“fine!?” estará no disco de estreia da artista produzido por Cris Bottarelli do Far From Alaska, Ego Kill Talent.
Depois de três EPs, Julie Neff, enfim, prepara seu disco de estreia: fine. será lançado em 2026, mas a artista liberou, no último dia 10, “fine!?”, seu primeiro single. Seria o mesmo título não fosse pela pontuação. Enquanto na canção, a interjeição traz dúvida, no título do álbum, o ponto final representa uma aceitação perante a jornada. “Em inglês, fine tem muitos significados e estou brincando um pouco com isso”, comenta Julie. “Essa música, assim como todo o álbum, trata de reparação, de encontrar cura e beleza nas partes quebradas que temos dentro de nós”, conta a artista.
“fine!?” fala sobre lidar com um sentimento incômodo quando se está com depressão e ansiedade, e, de certa forma, precisa fingir que está tudo bem. A letra traz um tom bastante pessoal, inclusive: “Depois de anos lidando com dores crônicas e doenças, depressão e ansiedade, descobri que essa percepção de ‘ter tudo sob controle’ pode ser bastante perigosa.
Significa que você provavelmente não vai pedir ajuda quando precisar e seus amigos não saberão o que está se passando realmente com você. “fine!?”, portanto, é uma tentativa de entender esse sentimento, essa dor, e articulá-la internamente de uma forma que possa esclarecer um pouco para mim e para os outros. É um passo à frente para me permitir ser imperfeita na frente dos outros e reconhecer quando as coisas não estão bem”, comenta Julie.
Quanto ao significado do título, Julie explica: “Na maioria das vezes, sinto que ‘fine’ é uma palavra usada para desviar da pergunta ‘como você está?’ ou ´como vão as coisas?´, quando você realmente não quer responder”.

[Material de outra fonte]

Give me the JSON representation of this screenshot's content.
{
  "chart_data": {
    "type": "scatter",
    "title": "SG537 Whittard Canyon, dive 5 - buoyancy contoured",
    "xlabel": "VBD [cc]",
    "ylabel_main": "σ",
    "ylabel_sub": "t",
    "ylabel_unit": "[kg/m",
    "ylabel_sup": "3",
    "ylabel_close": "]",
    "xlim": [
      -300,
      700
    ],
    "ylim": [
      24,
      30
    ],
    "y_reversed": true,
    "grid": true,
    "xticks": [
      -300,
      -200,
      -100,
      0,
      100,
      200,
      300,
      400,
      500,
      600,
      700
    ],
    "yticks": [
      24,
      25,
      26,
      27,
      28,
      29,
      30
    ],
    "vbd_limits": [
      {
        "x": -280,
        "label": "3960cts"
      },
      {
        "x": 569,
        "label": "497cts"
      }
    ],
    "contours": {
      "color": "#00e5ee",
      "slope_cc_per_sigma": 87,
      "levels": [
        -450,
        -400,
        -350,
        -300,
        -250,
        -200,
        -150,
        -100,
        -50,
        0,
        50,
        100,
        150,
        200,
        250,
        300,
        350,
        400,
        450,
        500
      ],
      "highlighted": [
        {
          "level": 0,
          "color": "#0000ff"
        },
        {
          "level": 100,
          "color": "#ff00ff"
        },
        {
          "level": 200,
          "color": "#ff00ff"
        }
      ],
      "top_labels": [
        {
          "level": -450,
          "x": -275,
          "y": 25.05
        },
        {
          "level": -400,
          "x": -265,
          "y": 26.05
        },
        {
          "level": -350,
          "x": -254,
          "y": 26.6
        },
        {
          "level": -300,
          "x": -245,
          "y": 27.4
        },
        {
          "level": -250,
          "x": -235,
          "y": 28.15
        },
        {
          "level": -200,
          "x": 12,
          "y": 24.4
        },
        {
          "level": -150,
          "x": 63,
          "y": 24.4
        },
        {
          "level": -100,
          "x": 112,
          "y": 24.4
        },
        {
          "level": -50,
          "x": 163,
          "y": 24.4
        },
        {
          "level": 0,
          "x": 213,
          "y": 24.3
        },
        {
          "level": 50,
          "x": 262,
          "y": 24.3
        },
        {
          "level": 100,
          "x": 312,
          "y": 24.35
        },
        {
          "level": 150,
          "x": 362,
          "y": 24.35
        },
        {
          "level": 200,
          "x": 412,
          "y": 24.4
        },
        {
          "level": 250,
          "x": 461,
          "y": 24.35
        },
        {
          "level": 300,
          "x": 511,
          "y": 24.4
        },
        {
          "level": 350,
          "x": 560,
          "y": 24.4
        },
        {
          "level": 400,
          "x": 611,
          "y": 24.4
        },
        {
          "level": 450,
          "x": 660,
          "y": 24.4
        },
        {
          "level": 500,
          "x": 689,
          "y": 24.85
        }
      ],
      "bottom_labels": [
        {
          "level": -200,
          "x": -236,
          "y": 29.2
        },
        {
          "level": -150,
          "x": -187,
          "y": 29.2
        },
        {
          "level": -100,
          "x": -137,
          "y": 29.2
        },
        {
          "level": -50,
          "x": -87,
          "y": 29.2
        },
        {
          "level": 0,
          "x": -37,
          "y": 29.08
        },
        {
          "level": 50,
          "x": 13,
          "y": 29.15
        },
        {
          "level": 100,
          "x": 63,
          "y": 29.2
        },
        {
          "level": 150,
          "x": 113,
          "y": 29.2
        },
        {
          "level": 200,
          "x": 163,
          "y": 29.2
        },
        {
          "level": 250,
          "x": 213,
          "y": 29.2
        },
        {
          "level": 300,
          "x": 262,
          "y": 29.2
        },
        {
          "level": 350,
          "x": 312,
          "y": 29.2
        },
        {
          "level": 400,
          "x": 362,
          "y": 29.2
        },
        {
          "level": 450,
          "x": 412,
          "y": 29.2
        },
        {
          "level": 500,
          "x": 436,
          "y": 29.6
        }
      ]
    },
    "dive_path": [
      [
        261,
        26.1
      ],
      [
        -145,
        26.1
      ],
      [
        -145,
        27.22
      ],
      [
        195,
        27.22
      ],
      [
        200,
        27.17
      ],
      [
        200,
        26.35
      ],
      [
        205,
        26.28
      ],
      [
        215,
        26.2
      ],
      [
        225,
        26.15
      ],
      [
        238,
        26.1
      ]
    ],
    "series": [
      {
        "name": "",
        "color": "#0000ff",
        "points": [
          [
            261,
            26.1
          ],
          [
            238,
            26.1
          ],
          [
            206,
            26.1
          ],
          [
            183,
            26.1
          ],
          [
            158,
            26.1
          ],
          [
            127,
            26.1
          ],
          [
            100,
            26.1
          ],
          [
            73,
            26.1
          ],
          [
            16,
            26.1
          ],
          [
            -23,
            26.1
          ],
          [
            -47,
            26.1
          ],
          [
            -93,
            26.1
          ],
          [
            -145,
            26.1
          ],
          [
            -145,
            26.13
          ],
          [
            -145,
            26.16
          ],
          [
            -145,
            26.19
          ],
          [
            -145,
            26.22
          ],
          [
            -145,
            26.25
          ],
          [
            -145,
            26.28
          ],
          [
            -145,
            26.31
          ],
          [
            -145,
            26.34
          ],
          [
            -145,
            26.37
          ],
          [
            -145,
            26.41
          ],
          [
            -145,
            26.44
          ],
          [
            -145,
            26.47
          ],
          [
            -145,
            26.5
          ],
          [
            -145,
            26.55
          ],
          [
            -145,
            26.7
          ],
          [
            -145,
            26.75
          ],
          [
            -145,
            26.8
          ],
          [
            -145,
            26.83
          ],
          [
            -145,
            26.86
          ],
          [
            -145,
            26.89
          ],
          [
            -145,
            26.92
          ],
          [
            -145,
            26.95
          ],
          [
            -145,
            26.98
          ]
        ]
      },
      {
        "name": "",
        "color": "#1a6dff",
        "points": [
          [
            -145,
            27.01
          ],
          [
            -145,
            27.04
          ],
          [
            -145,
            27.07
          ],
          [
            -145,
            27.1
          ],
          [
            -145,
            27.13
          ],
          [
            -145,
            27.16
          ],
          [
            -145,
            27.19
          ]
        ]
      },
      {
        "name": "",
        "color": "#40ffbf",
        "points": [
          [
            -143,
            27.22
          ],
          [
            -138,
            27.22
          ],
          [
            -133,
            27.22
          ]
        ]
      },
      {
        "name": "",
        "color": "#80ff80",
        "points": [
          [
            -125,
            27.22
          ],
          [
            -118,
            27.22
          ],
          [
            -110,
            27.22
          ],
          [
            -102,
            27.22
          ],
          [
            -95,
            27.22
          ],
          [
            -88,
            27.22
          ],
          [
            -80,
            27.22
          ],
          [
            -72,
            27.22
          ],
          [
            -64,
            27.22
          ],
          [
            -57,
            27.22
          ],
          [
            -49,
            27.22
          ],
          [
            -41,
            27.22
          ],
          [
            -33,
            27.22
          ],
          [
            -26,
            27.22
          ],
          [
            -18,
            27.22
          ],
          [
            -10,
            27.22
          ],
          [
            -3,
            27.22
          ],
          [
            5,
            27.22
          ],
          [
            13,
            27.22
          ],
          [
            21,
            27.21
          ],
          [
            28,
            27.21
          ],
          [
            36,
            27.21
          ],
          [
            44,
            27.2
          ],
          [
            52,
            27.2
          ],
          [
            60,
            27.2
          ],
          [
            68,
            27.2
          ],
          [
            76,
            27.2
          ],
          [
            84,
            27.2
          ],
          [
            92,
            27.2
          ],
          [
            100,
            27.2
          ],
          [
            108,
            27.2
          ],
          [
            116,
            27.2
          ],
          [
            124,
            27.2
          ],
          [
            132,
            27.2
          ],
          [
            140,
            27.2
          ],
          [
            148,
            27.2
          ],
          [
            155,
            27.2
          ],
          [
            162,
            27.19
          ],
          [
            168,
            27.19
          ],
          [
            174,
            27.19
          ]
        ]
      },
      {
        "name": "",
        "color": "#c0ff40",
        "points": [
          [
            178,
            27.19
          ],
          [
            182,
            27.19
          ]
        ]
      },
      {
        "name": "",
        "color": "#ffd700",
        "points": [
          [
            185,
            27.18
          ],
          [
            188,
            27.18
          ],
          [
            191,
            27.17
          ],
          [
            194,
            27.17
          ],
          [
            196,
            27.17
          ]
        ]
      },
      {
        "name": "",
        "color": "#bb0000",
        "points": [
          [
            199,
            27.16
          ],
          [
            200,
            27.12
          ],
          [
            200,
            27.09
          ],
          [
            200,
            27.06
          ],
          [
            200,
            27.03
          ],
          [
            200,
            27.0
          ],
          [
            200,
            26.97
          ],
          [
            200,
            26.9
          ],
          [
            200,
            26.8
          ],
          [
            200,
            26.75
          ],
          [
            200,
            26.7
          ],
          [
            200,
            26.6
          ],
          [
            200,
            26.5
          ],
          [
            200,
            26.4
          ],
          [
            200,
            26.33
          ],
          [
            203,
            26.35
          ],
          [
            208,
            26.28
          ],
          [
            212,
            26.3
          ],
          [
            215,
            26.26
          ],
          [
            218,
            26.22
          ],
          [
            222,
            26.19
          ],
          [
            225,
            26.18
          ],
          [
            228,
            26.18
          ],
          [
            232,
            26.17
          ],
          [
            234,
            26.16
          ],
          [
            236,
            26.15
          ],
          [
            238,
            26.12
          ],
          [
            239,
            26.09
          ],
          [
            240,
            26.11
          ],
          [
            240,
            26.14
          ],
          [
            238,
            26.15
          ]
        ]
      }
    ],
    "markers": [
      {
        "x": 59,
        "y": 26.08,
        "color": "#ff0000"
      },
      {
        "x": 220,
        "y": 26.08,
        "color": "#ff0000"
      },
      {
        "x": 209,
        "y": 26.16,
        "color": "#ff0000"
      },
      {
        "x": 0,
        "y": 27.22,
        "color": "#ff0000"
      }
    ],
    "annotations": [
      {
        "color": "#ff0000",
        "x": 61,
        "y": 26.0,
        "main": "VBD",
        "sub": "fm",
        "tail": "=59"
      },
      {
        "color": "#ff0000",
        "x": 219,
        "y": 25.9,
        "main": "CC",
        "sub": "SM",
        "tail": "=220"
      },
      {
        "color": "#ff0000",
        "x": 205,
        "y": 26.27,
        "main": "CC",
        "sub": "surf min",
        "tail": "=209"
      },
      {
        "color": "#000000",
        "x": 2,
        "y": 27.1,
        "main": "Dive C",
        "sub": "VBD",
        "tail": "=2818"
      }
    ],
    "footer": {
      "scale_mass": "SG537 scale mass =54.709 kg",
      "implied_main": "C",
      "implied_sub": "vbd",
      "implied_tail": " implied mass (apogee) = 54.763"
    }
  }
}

Arte japonesa como partida
Julie conta que a arte japonesa de Kitsugi foi um grande ponto de partida para a identidade visual do álbum: “A ideia de que se pode reparar e criar algo ainda mais bonito usando as partes quebradas de nós mesmos. Combinamos essa ideia com meu amor pela moda e maquiagem para criar um conceito dessa lágrima dourada e desconstruída. Criamos um visual ‘sofisticado’ (também conhecido como chique) com a produção de moda, cabelo, maquiagem e jóias — a imagem da perfeição, exceto por uma lágrima. Marina Mole, que assina como Mole Enterprise, trouxe algumas referências de iluminação lindas e Bruna Hissae criou um visual deslumbrante”.

FICHA TÉCNICA
Música
“fine!?” é uma composição de Julie Neff
Produção: Cris Botarelli
Engenharia de som: Simon Petraki
Gravado no Seratone Studios
Mix por Simon Petraki
Diretor da mix de voz: Nevon Sinclair
Master por Sage Kim (Laquer Mastering)
Vocais: Julie Neff
Guitarra: Eric Mercer
Baixo: Cris Botarelli
Bateria: Mike Hand
Percussão: Lara Klaus
Guitarra Lap Steel: Cris Botarelli
Parte financiado pelo Canada Council for the Arts
Arte
Foto – Bruna Hissae
Assistente de fotografia – Vinicius Corrêa
Direção de arte – Marina Mole (Mole Enterprise)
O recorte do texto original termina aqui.